Below is the certificate of the first man that discovered, cleaned out and used from the beautiful little
which has an unknown history, and is an object of much veneration today, as it is supposed to have been – how many centuries ago?”
* * *
“I Alva Jackson, of Carroll County and State of Arkansas, do hereby certify that the following statement of my discovery of Eureka Springs, in the county of Carroll and State of Arkansas and on the head of Leatherwood, one of the tributaries of White River, is in all the particulars true and correct:
“About twenty-four years ago, I was hunting bear at the head of Leatherwood. About 10 o’clock, my dogs, three in number, started in and run a panther into a hole in the cliff, about thirty yards above the spring. I came up to them in a few minutes and found the dogs and panther engaged in a terrible fight in the hole clear out of sight. About two o’clock the fight ended by my dogs killing the panther. I was present within a few feet all the time the fight was going on, though I would not get a chance to help them in the fight – the hole being too small. Two of my dogs came out torn so badly that I had no hopes of their recovery.
“Before the dogs came out I could hear them pulling at the panther as if they were trying to pull him out of the hole. They left the other dog in the hole behind the panther. There were large, heavy rocks in the hole that I could not get out without help, so I returned home, but came back next morning with my son, William, and seven other persons. My son had sore eyes at the time, and he complained that he didn’t feel like work; therefore, I advised him to was his eyes in the spring, for I had believed for a long time that there were some medical properties in the spring. He did so some three hours during our stay at the sporing. We finally relieved my dog and found him badly torn by the panther. The panther was jammed in a small hole in the cliff – so close that I couldn’t get him out. So I left him there and went home.

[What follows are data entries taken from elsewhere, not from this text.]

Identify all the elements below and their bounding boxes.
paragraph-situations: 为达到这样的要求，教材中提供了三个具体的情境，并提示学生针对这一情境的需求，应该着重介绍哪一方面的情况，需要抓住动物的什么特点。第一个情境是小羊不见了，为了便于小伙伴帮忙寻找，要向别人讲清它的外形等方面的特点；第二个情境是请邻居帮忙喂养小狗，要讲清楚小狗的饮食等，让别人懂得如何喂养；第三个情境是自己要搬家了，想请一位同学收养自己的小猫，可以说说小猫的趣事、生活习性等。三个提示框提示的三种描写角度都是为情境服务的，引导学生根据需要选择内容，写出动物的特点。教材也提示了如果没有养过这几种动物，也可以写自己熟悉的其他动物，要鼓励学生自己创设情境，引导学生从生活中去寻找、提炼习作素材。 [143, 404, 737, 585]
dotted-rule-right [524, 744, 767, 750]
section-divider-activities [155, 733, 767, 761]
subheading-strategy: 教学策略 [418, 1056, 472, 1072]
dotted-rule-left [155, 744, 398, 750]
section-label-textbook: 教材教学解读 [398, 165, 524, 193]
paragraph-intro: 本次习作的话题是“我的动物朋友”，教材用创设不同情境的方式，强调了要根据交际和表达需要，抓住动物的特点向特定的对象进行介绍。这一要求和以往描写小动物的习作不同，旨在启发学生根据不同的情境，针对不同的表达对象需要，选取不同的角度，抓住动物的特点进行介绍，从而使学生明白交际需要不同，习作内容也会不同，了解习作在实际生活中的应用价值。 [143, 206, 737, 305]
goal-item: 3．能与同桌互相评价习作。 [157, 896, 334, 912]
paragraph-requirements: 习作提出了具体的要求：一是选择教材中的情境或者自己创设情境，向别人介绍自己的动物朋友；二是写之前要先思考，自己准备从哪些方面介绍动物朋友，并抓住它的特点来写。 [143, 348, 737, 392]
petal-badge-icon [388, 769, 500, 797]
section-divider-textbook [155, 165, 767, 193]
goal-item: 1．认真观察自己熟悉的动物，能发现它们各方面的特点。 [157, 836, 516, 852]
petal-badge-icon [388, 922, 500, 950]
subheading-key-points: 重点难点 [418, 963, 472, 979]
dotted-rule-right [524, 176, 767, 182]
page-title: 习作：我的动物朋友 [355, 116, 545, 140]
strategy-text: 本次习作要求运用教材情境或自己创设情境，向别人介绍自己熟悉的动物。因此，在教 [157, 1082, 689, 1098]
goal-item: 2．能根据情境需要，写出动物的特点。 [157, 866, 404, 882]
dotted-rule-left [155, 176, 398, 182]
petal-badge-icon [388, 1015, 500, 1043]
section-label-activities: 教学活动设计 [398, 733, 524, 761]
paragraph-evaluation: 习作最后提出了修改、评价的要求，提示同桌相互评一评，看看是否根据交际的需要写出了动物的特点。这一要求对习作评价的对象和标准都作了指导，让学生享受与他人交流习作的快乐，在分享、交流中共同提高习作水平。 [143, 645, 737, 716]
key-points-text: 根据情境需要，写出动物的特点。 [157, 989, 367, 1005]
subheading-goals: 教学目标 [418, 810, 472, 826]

“The next morning you could not have told my son ever had sore eyes. His eyes were completely cured, and this convinced me that there was medical virtue in the water. I had read the history of the Spanish adventurer, Ponce DeLeon, and other histories of this section of the country, in which they spoke of a spring being somewhere in this region that performed great cures, at least so the Indians reported. They also reported that they even strangely improved, and that there was virtue in the water. I went back the third day to further examine the spring. I went to work to cleaning away dirt and rock, and after a time I discovered a hole or Basin in the rock. It was full of blue mud. Found flint and gravel packed so close and hard that it was troublesome to dig out. I had to use a common crowbar to dig the mud and gravel out.
“When I had cleaned and washed the Basin out and examined it thoroughly, I felt fully satisfied that I had found it. And having used and tested the water fully for twenty-four years, I am convinced. In my own mind, it is the spring spoken of by the Spanish discover of this country.
“I am a graduate of the Douglas Medical School of Kentucky.”